None of the aircraft were believed to have survived for long after the end of the conflict, until the discovery of the plane off the coast of Kent.
A frame will be built around the aircraft underwater, and will then be slowly winched up and placed on a floating platform.
The operation has been made possible by a grant of more than £345,000 ($527,000) from the National Heritage Memorial Fund.
Air Vice-Marshal Peter Dye, director general of the RAF Museum, said: ‘The discovery and recovery of the Dornier is of national and international importance.
‘The aircraft is a unique and unprecedented survivor from the Battle of Britain and the Blitz.
‘It will provide an evocative and moving exhibit that will allow the museum to present the wider story of the Battle of Britain and highlight the sacrifices made by the young men of both air forces and from many nations.’
When the Dornier has been recovered, it will be prepared for display at the RAF Museum in Hendon, North London.
The preservation work will take place at the museum’s conservation centre in Cosford, Shropshire, where the plane will be placed in two hydration tunnels and soaked in citric acid.
Culture minister Ed Vaizey said: ‘Today marks the beginning of an exciting project to raise the last surviving Dornier Do 17 bomber from the English Channel.

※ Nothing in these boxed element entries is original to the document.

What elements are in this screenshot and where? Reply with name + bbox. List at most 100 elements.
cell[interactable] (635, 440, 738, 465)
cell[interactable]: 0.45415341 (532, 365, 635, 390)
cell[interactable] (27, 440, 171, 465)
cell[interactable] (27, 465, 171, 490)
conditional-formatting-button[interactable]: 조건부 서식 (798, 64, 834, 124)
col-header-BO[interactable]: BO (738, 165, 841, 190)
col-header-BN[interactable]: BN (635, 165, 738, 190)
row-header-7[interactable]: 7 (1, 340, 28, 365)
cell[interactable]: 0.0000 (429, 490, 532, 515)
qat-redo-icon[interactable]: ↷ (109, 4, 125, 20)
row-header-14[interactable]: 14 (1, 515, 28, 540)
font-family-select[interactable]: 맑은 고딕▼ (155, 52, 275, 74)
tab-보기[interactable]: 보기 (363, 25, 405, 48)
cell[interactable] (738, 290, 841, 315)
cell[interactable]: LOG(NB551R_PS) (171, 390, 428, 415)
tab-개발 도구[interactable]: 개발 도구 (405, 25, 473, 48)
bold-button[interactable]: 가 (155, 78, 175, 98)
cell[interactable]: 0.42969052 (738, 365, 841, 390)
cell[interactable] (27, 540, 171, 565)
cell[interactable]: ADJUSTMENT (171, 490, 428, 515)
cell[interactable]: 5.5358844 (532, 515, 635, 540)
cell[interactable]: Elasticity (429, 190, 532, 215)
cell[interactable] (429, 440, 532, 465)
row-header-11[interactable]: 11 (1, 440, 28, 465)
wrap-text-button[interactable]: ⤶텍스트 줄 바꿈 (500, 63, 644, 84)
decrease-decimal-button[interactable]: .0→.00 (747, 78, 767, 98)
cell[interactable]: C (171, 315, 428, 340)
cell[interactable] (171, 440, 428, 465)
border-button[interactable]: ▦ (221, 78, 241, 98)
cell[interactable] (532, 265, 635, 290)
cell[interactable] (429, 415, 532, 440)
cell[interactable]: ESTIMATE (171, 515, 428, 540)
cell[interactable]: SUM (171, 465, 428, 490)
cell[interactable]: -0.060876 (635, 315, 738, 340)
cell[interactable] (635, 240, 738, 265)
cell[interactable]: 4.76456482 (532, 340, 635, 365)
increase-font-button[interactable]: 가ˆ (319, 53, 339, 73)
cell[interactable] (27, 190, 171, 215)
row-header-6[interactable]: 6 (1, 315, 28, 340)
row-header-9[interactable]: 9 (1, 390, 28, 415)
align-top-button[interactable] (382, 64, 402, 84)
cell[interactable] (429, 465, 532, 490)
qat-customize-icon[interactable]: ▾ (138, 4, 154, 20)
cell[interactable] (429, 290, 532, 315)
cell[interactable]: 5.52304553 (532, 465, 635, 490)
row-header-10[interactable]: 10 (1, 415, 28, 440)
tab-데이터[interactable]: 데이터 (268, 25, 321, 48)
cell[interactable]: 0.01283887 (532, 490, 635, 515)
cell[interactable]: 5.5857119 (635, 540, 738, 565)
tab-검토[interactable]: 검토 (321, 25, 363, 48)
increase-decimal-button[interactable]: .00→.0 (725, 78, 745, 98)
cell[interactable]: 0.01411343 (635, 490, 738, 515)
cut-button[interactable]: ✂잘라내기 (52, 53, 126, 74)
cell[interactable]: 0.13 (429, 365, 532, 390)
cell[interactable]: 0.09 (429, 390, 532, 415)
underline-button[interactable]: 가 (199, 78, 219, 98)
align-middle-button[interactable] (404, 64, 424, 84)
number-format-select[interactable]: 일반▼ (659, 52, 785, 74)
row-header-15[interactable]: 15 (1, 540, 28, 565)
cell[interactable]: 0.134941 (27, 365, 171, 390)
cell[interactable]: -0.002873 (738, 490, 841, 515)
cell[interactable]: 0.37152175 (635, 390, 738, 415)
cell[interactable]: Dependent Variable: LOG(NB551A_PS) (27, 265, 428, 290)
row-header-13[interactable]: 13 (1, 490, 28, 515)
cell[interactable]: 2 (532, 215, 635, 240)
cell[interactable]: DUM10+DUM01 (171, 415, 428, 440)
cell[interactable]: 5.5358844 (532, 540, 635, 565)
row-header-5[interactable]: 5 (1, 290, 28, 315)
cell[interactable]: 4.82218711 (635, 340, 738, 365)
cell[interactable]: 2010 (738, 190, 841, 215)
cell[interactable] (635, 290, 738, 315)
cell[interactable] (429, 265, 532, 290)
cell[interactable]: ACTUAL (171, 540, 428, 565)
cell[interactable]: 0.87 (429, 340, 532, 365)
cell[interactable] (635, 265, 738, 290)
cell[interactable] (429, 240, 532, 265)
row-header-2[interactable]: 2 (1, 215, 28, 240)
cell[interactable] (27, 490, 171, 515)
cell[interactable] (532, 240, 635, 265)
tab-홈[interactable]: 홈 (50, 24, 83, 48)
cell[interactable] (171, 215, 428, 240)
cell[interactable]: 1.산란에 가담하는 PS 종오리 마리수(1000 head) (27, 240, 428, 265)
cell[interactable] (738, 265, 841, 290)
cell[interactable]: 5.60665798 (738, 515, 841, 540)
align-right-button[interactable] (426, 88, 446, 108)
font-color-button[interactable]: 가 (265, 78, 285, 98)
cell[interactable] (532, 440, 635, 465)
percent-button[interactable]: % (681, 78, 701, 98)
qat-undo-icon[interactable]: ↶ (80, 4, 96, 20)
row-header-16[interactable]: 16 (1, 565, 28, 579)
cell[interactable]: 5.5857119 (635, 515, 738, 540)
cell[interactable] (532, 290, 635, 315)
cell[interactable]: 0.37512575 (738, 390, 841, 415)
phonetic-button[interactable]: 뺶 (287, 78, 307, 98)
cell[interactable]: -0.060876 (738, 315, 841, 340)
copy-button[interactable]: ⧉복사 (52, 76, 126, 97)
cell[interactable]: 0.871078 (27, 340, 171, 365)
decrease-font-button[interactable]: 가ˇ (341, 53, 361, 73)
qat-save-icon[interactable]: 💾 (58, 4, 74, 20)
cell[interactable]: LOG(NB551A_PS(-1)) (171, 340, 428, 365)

‘I’m delighted the RAF Museum and the NHMF have joined forces to make this project possible and I know that it will be a tremendous addition to the museum’s collection where it will serve to educate and entertain all who visit.’
The Dornier Do 17 will join a range of more than 1,200 objects and places which have been safeguarded by the NHMF at a cost of more than £300million ($458million).
These include HMS Caroline, the last surviving First World War ship, a rare collection of work by codebreaker Alan Turing and HMS Alliance, the last surviving submarine of the Second World War.
The Dornier is not the only Second World War plane to be the subject of a recovery mission – a British enthusiast is currently searching for a haul of Spitfires lost in the Burmese jungle.
David Cundall has hired a team of workers to find the 36 fighters which he says were delivered to the country at the very end of the war.